In Ft Lauderdale, where I grew up as a kid and where my parents now live, I swim in a historic 50-meter public pool, located feet from the beach. It was one of the first 50-meters in the US, dating back to the 30's. Nowadays, it mostly hosts visiting swim teams from around the world. It's fun for me to swim with college teams. They're young and strong, and they swim with modern techniques. I enjoy the purity of it. You can't fake swimming. No billionaire can buy a butterfly stroke. And here, for two bucks, you can swim under the Florida sun, breathing the salty air, and swim with the guys from Calgary on Monday, and the guys from Bologna on Tuesday, on this spot where people have been re-inventing the sport for 80 years, and the handsome smiling Italian in the next lane tells me he loves America.
And then there's Blodgett, the pool at Harvard, the most exclusive of them all. I was so intimidated and excited. How exhilarating, at that age, for the first time in my life, to be meeting Harvard guys with high IQs and low times. And I still wake up at the side of one of them every morning.
From the outside, swimmers are easy to spot. We reek of chlorine, we have bad hair, we get up at 5 to hit the pool, we sacrifice evening social events, we slouch around like exhausted zombies.
But when I slip into the water in the morning, I feel like I'm finally coming alive again.

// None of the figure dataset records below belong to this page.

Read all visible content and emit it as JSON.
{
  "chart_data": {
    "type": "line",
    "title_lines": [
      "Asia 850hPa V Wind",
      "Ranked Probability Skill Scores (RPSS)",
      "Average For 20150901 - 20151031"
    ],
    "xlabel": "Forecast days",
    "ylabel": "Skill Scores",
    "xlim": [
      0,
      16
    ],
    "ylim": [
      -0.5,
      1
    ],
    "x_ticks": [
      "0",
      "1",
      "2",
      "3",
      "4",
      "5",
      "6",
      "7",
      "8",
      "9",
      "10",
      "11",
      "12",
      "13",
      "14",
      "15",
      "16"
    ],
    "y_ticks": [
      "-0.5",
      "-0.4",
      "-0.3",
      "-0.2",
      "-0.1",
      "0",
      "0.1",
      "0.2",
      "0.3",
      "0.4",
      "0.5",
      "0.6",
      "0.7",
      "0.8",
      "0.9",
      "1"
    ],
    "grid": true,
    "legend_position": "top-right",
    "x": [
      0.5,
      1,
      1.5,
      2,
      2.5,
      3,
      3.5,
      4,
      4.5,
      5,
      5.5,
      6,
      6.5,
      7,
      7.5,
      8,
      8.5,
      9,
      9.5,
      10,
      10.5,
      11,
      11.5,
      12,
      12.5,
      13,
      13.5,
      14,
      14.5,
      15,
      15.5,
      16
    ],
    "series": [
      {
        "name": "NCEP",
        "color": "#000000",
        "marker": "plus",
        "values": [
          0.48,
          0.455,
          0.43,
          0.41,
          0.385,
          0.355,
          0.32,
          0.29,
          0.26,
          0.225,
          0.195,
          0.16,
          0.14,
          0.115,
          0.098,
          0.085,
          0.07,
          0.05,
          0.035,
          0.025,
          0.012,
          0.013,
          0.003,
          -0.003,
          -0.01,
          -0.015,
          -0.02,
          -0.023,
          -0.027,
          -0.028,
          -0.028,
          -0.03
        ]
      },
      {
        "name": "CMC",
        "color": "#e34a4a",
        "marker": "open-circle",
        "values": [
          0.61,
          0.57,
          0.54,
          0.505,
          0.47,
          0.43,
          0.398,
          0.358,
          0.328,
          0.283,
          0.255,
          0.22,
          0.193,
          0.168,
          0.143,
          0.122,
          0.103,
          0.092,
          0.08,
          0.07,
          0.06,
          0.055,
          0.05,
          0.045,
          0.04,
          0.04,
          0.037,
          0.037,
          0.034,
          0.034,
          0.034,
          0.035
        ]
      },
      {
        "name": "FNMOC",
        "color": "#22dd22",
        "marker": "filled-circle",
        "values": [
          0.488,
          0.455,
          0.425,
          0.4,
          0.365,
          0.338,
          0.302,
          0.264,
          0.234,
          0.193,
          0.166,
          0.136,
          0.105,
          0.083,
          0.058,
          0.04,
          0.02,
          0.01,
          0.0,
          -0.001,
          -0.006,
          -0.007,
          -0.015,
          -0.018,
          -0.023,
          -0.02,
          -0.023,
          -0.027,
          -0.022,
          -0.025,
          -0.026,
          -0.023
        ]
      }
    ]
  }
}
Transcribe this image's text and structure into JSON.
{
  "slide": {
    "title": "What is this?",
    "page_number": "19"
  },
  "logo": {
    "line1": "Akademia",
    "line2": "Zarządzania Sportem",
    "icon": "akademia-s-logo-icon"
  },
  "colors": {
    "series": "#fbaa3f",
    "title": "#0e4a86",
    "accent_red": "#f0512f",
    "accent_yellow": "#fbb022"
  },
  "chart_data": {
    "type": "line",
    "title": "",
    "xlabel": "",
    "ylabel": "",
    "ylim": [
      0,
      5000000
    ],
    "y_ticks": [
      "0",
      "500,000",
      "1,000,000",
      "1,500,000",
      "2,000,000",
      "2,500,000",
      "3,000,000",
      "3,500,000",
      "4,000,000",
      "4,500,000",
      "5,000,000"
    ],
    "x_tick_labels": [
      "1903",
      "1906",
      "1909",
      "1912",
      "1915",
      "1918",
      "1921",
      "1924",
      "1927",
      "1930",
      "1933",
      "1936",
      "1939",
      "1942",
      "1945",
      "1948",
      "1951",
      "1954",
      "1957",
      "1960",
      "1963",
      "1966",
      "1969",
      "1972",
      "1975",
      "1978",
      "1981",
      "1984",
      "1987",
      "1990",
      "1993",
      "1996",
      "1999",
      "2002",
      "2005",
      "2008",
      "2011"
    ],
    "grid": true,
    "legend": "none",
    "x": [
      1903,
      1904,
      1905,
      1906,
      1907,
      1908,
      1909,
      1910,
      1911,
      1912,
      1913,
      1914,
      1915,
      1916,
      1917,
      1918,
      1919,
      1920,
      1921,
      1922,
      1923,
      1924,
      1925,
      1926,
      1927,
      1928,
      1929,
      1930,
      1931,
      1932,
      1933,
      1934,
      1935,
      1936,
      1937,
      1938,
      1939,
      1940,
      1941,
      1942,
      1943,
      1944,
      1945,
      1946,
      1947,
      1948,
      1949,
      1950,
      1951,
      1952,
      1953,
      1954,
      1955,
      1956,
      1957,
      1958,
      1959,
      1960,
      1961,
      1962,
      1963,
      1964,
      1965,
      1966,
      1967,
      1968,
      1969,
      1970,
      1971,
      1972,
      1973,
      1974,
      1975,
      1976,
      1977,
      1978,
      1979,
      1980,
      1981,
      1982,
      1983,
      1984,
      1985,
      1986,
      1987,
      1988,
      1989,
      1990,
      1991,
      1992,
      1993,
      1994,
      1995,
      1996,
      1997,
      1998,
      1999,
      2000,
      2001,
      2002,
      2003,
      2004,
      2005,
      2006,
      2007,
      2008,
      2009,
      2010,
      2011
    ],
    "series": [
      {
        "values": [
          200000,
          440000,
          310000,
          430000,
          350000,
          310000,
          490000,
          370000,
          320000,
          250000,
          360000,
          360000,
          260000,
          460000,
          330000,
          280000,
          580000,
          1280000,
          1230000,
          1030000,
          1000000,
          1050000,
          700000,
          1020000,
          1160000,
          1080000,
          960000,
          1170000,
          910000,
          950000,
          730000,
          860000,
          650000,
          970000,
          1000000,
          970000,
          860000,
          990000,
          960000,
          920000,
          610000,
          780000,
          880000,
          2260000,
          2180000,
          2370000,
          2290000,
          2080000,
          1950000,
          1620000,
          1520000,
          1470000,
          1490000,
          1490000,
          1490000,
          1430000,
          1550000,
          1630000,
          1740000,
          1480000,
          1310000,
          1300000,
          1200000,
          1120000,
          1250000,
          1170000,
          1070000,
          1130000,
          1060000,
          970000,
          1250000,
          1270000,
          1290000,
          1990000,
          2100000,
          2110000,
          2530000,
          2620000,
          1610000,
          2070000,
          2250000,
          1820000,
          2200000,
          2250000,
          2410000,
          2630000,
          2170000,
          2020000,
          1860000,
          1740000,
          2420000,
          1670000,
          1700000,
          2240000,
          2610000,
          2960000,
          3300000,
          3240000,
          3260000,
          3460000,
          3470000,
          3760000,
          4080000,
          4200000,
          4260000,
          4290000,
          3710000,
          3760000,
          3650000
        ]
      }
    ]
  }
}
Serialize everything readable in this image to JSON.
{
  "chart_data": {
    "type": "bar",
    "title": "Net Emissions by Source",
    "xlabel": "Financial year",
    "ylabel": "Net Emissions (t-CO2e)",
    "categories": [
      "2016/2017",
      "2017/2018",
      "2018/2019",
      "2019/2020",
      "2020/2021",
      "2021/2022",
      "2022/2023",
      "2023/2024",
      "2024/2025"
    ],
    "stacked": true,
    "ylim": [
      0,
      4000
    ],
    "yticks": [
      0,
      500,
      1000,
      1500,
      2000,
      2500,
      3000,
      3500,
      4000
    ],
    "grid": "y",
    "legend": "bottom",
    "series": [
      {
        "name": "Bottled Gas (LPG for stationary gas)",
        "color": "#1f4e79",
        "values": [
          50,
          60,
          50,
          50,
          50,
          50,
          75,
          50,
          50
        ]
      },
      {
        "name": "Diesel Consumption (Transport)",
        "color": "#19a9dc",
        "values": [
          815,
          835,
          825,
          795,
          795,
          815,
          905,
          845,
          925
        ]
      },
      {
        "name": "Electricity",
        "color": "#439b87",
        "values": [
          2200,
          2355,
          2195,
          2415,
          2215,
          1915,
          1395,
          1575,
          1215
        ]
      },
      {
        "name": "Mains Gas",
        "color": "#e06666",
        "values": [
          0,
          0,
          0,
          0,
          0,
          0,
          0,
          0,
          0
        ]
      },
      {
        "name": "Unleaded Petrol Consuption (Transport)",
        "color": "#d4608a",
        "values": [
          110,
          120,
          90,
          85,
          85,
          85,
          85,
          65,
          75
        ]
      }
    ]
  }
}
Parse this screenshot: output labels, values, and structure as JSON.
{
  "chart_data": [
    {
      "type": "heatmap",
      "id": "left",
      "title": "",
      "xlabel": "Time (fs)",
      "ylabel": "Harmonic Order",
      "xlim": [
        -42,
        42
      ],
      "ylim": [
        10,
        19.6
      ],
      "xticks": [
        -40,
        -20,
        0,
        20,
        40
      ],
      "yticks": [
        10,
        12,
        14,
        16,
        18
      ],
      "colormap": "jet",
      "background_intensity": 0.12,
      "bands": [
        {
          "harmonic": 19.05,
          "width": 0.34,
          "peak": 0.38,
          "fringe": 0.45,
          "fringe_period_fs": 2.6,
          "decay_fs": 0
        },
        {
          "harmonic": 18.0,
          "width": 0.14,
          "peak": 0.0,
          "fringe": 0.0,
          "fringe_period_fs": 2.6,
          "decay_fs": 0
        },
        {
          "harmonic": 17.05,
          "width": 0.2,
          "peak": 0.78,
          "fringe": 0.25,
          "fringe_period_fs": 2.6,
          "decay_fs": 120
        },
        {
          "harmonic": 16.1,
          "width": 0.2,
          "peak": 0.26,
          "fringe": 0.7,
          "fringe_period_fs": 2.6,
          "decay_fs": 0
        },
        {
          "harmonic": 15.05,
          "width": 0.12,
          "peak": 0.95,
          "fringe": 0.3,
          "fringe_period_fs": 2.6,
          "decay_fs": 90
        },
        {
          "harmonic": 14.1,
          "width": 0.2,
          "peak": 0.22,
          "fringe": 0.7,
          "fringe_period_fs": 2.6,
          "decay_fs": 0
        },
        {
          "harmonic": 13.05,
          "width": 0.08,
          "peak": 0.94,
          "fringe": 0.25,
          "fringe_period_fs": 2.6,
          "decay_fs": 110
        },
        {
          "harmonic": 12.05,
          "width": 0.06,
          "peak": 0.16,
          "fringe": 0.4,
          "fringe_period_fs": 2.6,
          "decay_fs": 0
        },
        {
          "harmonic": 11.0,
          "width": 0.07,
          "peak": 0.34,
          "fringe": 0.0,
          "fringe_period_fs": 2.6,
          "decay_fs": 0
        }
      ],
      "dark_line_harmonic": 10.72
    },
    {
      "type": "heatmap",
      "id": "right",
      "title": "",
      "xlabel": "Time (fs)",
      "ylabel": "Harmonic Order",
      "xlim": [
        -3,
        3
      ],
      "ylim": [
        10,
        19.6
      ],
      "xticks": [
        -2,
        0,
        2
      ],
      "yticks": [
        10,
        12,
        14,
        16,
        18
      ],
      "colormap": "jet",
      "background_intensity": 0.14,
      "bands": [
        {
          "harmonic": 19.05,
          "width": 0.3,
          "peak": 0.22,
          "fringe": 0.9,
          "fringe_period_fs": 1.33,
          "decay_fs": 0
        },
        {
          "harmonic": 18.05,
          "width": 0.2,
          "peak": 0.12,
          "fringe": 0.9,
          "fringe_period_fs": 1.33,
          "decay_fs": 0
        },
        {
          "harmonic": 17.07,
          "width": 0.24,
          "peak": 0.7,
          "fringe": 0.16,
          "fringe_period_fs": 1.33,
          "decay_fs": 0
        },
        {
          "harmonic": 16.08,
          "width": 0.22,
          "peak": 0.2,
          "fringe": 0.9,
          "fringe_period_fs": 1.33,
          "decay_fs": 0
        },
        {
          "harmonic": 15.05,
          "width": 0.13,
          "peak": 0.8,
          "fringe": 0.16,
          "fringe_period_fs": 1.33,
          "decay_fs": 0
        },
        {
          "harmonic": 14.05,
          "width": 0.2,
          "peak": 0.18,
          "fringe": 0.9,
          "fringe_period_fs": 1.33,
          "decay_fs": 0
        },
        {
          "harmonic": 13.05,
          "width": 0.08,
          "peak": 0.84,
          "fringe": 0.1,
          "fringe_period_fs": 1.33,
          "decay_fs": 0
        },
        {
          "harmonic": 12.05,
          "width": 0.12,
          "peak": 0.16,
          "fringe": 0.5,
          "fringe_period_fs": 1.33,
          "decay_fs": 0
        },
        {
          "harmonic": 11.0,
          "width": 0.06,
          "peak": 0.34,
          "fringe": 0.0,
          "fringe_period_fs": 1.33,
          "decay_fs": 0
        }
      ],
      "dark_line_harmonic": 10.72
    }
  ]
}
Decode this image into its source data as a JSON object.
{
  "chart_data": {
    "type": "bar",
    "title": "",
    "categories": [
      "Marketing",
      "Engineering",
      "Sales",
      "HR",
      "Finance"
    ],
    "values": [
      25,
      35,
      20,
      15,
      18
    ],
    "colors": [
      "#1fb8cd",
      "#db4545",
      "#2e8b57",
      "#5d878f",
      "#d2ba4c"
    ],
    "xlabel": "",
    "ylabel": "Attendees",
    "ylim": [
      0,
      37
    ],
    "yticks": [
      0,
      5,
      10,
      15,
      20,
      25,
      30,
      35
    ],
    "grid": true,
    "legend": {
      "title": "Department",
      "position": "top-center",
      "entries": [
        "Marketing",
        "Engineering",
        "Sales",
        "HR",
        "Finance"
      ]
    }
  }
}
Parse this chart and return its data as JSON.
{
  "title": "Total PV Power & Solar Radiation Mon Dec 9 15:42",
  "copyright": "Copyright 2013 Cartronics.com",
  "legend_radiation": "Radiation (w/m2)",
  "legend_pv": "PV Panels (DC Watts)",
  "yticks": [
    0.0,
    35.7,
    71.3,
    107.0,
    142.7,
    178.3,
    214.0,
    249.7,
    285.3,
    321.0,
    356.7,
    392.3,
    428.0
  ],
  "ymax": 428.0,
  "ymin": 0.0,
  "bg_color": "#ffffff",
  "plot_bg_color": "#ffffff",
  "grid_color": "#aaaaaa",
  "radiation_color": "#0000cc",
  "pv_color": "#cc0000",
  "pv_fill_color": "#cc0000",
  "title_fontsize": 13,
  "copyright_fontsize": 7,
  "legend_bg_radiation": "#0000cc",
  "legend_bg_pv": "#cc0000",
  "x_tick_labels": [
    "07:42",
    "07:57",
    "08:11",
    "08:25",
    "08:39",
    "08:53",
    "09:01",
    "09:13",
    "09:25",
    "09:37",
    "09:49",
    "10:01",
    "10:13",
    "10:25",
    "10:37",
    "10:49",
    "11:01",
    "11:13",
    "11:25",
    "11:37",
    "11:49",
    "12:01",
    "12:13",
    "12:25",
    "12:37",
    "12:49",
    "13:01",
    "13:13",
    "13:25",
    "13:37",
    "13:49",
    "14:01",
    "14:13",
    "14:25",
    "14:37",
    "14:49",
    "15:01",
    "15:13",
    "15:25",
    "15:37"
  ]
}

The rhythms play and change constantly, the endless counting, the new goal every 30 seconds, visualizing each rotation, each flip, each catch as the first chance to get it just perfect, after a million tries.
It's the same when I swim with a team and when I swim alone. The internal pressure is the same, the mental games, the exertion, the exhaustion, the elation. I can still remember swimming with my first team, as a little kid, and trying, over and over again, to learn the flip turn, like some deranged hamster.
To call it discipline doesn't capture it. I wake up with shoulders so sore that the thought of swimming makes me want to cry. But an hour later, that's exactly what I'm doing, pushing this fragile and tired swimmer's body through the water.
What a gilded life, to spend my teenage years wandering around the Harvard campus, carrying a swim bag from lecture hall to pool. At that age, my father was wandering around Berlin, a Jewish kid given the job of picking up unexploded bomb shells, a child forced to carry death in a wheelbarrow.